Stonestreets Coaches
- Parent: Premier Transport Group
- Commenced operation: April 1993
- Headquarters: Toowoomba
- Service area: Dalby Gladstone Ipswich Roma Toowoomba
- Service type: Bus services Tour operator
- Depots: 6
- Fleet: 245
- Website: Official website

= Stonestreets Coaches =

Australian bus company

Stonestreets Coaches is an Australian bus company operating services in the Dalby, Gladstone, Ipswich and Toowoomba regions in Queensland. Initially a route and school bus operator, it has diversified into providing transport for energy and mining projects and operating tours.

==History==
Stonestreets Coaches was formed when in April 1993 the Stonestreet family purchased the Centenary Heights & Middle Ridge Bus Service in Toowoomba. Expansion came through the purchase of a shareholding in Dunkley's Coaches and a further three school runs from Cambooya, Greenmount and Wyreema.

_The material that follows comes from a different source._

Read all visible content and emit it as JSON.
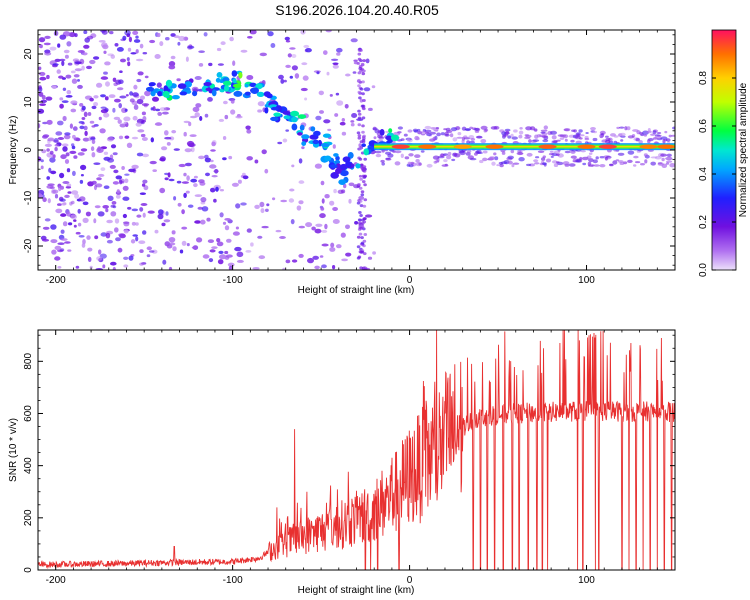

In 1997 an operation was established at Roma following the purchase of a school run in Mitchell. In 1999, Stonestreets commenced operating a three-year contract for Bechtel for the transportation of construction workers to the Millmerran Power Station with 17 buses. In 2002, the remainder of Dunkley's Coaches was purchased and a portion of the Cambooya school run. A further contract from Betchel resulted in over 30 buses being mobilised to transport construction workers on the Darwin LNG project.

In 2006, seven school runs in Dalby were purchased from French's Coaches. Geeford Coaches was also acquired in June 2006. In the next few years a number of other companies and services were acquired including additional Dalby school runs, the Ipswich Grammar and Ipswich Girls Grammar school runs, Aries Tours, the remainder of French's Coaches and Toowoomba Transit Coaches, the latter operating a service to Brisbane.

In 2011, Stonestreets commenced operating another contract for Bechtel during the construction of the Gladstone LNG plant. It also commenced operations in the Bowen Basin and Gladstone areas, with contracts for the BHP Mitsubishi Alliance at Daunia and South Walker Creek and its largest contract to date to transport over 600,000 workers a year during Bechtel's construction of three LNG plants on Curtis Island. It has since won further work in the Surat Basin including at the Kogan Creek Power Station.

On 28 February 2012 the service to Brisbane ceased.

In August 2019 Stonestreets Coaches were taken over by the Premier Transport Group

==Fleet==
As of December 2015, Stonestreets operates 245 buses and coaches.